Can you imagine what he was wondering why I wasn't getting him out of the car, while waiting for my
husband to show up with the keys?
So, I witnessed, in a very small way, for a very short time, what an infant experiences being left alone to die in a car.
malaise
(268,997 posts)Yes - there are no public phones these days
hamsterjill
(15,220 posts)Can you imagine the loss and the guilt?
I've read that nowadays it is suggested that you take off your left shoe and put it in the back seat somewhere when you have a child back there and are starting to drive off. You'll remember when you step out and have only one shoe on.
While there probably is (and should) be a better way of having a reminder (i.e., some technology, I'm sure), this would be a simple enough habit to adopt for those who cart young children around and must obey laws.
ailsagirl
(22,896 posts)Last edited Tue May 24, 2016, 05:13 PM - Edit history (1)
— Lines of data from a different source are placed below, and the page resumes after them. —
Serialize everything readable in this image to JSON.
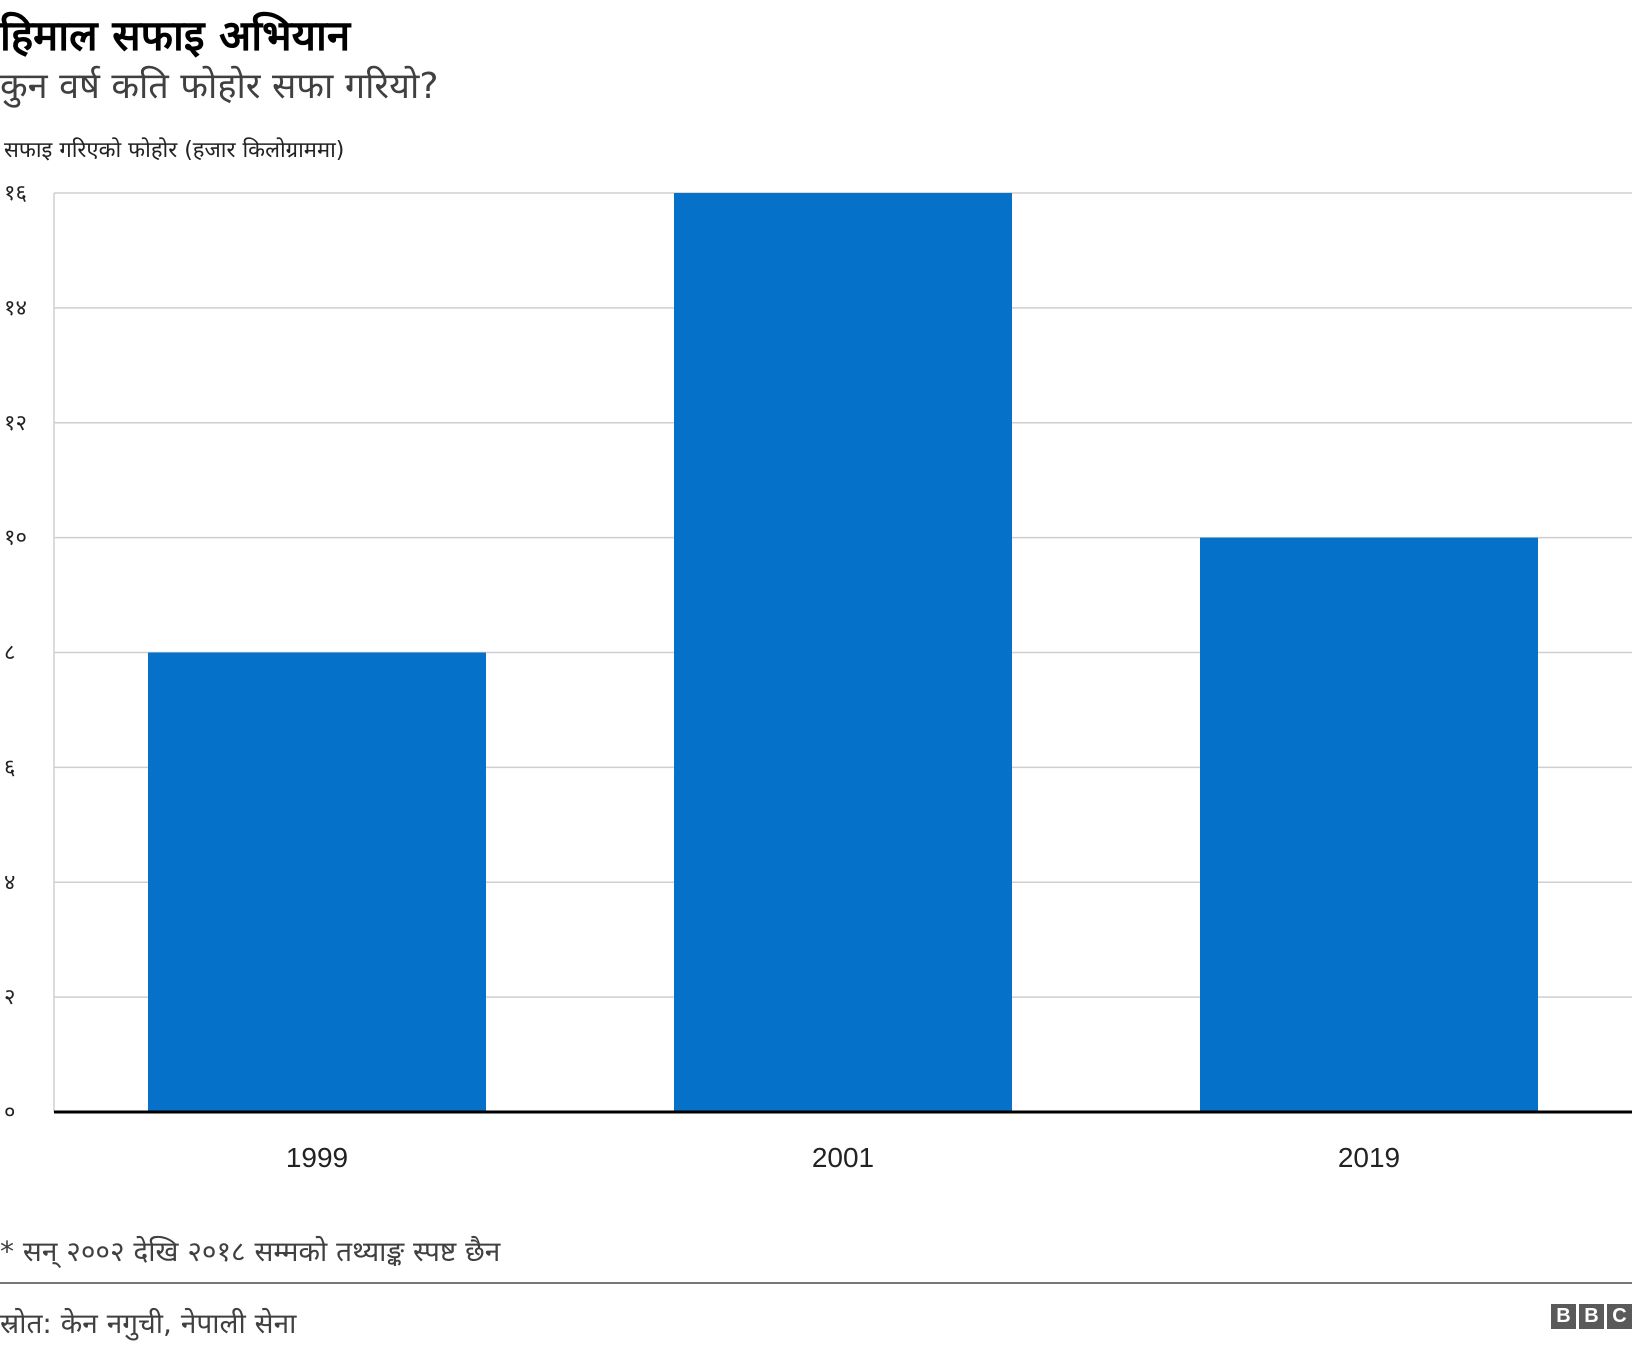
{
  "header": {
    "title": "हिमाल सफाइ अभियान",
    "subtitle": "कुन वर्ष कति फोहोर सफा गरियो?"
  },
  "footer": {
    "footnote": "* सन् २००२ देखि २०१८ सम्मको तथ्याङ्क स्पष्ट छैन",
    "source": "स्रोत: केन नगुची, नेपाली सेना",
    "logo": [
      "B",
      "B",
      "C"
    ]
  },
  "chart_data": {
    "type": "bar",
    "title": "हिमाल सफाइ अभियान",
    "subtitle": "कुन वर्ष कति फोहोर सफा गरियो?",
    "ylabel": "सफाइ गरिएको फोहोर (हजार किलोग्राममा)",
    "xlabel": "",
    "categories": [
      "1999",
      "2001",
      "2019"
    ],
    "values": [
      8,
      16,
      10
    ],
    "ylim": [
      0,
      16
    ],
    "yticks": [
      0,
      2,
      4,
      6,
      8,
      10,
      12,
      14,
      16
    ],
    "ytick_labels": [
      "०",
      "२",
      "४",
      "६",
      "८",
      "१०",
      "१२",
      "१४",
      "१६"
    ],
    "grid": true,
    "bar_color": "#0571c9"
  }
}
Here's why "all-of-a-sudden" this tragedy started occurring:
This is a relatively new problem. Prior to the early 1990s, children were routinely placed in the front seat, where it was obvious that they were in the car. In fact, from 1990 to 1992 there were only 11 known deaths of children from heatstroke after being left in a car. After that, car seats were moved to the back. This is when airbags became common and kids riding in the front seat were being killed by them -- 63 in 1995 alone. Not a single child has died due to an airbag since 2003, but at least 110 kids died of heatstroke from 2011 to 2013 -- a tenfold increase over the prior decade. So although kids are safer in cars in one way, they are more at risk in another.
http://www.parents.com/baby/safety/car/danger-of-hot-car-for-children/
malaise
(268,997 posts)Maybe the smart phones need an AP that reminds parents that the baby is in the back.
Let's go DU Techies!
ailsagirl
(22,896 posts)It's horrible that this is happening so often.
Rex
(65,616 posts)My heart goes out to the parents, I cannot imagine the kind of personal hell they just found themselves in.